Наконец, запинаясь, я рассказал ей о моём стремлении уйти, и, со всем возможным лицемерием заговорил о неотложных обязанностях, которые взывают ко мне и не могут быть отринуты. И я клятвенно пообещал, возвратиться, как только позволят эти обязанности. Бледность лица Нерии и её потемневшие глаза на которые пала фиолетовая тень, красноречиво свидетельствовали о смертной тоске. Но она лишь сказала “Не уходи, молю тебя. Ибо если ты уйдёшь, то больше не отыщешь меня снова”.
Я рассмеялся над этими словами и поцеловал её; но её губы были холодны, как у мёртвой, они были безответны, словно между нами уже пролегли мили отчуждения. И я тоже был печален, когда ехал прочь на своём дромадере.
О последующем можно рассказать много, и всё равно этого будет мало. После многих дней среди изменчивых границ песков я приехал в далёкий город; и там я пребывал некоторое время и, в какой-то мере, обрёл славу и наслаждение, о которых так мечтал. Но, среди шумных и галдящих базаров, и сквозь шёлковые шепота гаремов, ко мне возвращались напутственные слова Нерии; её глаза с мольбой смотрели на меня из пламени золотых ламп и блеска богатых нарядов; и меня охватывала ностальгия по утраченному оазису и губам покинутой любви. И из-за неё я не знал покоя; и через некоторое время вернулся в пустыню.

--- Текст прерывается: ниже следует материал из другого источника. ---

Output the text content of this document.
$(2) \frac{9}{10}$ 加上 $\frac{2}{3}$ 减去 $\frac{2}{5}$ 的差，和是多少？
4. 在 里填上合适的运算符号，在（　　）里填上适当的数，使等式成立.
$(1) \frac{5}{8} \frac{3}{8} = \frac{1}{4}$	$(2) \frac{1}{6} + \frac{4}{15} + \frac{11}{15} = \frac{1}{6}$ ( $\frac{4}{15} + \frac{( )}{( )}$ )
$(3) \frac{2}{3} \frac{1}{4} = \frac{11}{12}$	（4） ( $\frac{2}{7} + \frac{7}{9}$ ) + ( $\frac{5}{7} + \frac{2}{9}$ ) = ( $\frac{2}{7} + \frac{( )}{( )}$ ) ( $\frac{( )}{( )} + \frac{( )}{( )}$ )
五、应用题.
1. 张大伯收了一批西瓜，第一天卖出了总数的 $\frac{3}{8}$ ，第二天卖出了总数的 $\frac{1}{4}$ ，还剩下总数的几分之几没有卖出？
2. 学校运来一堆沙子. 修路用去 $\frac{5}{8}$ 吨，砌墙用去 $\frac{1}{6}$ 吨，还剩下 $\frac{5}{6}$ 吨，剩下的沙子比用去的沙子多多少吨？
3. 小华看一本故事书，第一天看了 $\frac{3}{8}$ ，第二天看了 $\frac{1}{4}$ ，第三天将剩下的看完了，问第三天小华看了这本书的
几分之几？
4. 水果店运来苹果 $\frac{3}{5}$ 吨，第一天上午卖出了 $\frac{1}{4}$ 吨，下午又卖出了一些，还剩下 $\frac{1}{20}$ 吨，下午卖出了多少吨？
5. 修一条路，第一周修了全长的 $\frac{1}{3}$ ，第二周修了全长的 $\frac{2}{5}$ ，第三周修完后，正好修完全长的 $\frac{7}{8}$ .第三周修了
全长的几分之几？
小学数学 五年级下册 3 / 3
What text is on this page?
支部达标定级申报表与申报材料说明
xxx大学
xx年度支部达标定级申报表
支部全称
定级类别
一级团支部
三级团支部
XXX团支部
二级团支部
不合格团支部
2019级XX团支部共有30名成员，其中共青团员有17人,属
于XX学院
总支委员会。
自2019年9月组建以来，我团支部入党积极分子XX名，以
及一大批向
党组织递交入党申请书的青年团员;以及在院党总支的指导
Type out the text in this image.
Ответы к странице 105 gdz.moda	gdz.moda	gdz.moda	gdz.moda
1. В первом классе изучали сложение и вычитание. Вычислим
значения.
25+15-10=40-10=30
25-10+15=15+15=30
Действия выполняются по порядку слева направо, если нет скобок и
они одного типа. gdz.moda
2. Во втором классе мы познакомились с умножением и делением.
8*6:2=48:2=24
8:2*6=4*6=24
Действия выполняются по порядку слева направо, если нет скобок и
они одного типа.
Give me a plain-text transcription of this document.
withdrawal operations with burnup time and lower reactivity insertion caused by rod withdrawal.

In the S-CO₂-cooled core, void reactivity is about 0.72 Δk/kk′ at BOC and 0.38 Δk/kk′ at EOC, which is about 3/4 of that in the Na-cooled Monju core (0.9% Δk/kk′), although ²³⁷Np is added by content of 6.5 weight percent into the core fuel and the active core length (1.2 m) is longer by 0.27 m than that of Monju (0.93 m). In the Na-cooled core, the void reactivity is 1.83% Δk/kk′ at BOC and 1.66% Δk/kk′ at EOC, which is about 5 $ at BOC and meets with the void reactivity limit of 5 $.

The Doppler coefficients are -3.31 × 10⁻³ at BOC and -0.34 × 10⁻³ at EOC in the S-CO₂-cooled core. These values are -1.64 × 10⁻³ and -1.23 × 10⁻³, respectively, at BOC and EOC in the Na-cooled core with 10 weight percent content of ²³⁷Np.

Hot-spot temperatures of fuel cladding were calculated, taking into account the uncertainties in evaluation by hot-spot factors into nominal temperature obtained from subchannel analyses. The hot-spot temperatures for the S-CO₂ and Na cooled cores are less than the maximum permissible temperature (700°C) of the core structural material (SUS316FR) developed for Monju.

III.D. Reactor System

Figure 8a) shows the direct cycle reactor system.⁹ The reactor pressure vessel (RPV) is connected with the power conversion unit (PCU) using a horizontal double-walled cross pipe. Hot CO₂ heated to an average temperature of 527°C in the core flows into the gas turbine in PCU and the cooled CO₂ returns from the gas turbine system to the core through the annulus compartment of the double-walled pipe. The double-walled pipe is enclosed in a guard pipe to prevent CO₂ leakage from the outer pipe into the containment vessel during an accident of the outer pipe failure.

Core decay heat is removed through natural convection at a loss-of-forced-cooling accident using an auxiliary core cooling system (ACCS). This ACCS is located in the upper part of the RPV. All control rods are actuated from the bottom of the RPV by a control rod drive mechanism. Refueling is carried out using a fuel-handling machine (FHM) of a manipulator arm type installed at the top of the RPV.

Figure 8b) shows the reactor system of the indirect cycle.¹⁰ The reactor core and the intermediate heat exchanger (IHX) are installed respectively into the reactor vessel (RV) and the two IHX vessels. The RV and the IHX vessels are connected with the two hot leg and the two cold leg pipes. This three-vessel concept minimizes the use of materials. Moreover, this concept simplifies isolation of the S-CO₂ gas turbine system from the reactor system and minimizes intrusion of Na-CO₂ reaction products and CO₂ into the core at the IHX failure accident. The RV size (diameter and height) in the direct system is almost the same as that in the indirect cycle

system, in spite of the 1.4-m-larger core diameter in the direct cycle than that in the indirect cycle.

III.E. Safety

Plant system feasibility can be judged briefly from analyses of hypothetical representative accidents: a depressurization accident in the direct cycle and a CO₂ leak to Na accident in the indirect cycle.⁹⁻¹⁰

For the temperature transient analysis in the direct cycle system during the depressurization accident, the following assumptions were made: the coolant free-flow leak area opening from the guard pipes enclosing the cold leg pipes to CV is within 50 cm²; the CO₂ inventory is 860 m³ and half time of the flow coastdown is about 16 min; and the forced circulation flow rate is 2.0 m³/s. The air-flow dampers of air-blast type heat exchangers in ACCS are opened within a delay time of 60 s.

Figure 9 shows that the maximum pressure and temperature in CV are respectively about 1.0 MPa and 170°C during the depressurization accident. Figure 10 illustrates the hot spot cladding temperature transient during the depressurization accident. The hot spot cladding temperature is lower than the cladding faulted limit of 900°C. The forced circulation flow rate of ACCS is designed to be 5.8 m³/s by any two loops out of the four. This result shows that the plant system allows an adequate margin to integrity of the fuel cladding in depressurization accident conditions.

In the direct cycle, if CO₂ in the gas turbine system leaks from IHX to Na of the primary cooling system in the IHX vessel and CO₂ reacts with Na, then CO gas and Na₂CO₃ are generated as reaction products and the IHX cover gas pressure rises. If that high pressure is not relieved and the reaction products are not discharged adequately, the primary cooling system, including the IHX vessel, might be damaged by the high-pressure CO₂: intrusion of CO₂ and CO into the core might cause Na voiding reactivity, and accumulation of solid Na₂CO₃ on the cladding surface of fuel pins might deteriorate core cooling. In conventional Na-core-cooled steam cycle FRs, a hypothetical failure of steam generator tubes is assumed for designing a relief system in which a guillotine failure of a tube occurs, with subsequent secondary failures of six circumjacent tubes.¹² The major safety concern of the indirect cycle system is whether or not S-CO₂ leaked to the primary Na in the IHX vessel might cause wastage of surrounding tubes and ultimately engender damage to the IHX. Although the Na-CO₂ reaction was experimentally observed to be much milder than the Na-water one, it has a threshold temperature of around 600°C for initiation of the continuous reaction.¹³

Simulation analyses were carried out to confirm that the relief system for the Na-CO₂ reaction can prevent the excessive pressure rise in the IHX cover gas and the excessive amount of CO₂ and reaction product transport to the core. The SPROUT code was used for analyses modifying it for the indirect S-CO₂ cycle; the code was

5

Я с величайшей тщательностью возвратился по своему пути, среди дюн, вдоль далеко отстоящих друг от друга колодцев, отмечавших этот маршрут. Но, когда я решил, что наконец достиг оазиса и снова увижу тихонько покачивающиеся пальмы над обителью Нерии и мерцающие воды рядом с ним, я не увидел ничего кроме растянувшегося окрест безликого песка, на котором бесплодный, пустынный ветер рисовал и стирал свои бессмысленные морщины. И я искал от края до края песков, во всех направлениях, пока не стало казаться, что я должен настичь сам убегающий от меня горизонт; но я не мог найти ни одной пальмы, ни единой травинки, подобных цветущей лужайке, на которой я лежал или прогуливался с Нерией; и колодцы, к которым я приехал, были солоноватыми от заброшенности, и никогда не могли бы вместить в себе хрустальную сладость источников, из которых я пил с нею.…
С тех пор я не знаю, сколько солнц пересекло бронзовый ад пустыни; и сколько лун опустилось в воды миражей и мар. Но я всё равно ищу этот оазис; и всё ещё оплакиваю тот час безрассудной глупости, когда оставил его совершенный рай. Наверное, ни одному человеку не дано дважды достичь счастья и безопасности, далёких от всего, что может потревожить или напасть, которые я познал с Нерией в давно ушедшие годы. И горе тому, кто отвергнет это, кто станет добровольным изгнанником из безвозвратного Эдена. Отныне его участь — лишь увядающие видения памяти, мучения, отчаяние и иллюзии искомых миль, пустые земли, на которые не падает даже легчайшая тень листа и источники, вкус которых — огонь и безумие…
Мы все сидели в тишине, когда незнакомец умолк; и никто не хотел говорить. Но среди всех нас не было ни одного, кто не вспомнил бы лицо той, к которой он вернётся, когда караван завершит своё путешествие.
Вскоре мы уснули; и нам показалось, что незнакомец тоже задремал. Но, проснувшись перед рассветом, когда рогатая луна низко висела над песками, мы увидели, что этот человек и его дромадер исчезли. Лишь вдали, в призрачном свете, от бархана к бархану проплывала неверная тень, словно порождённый лихорадкой фантом. И нам казалось, что эта тень была единым силуэтом верблюда и его всадника.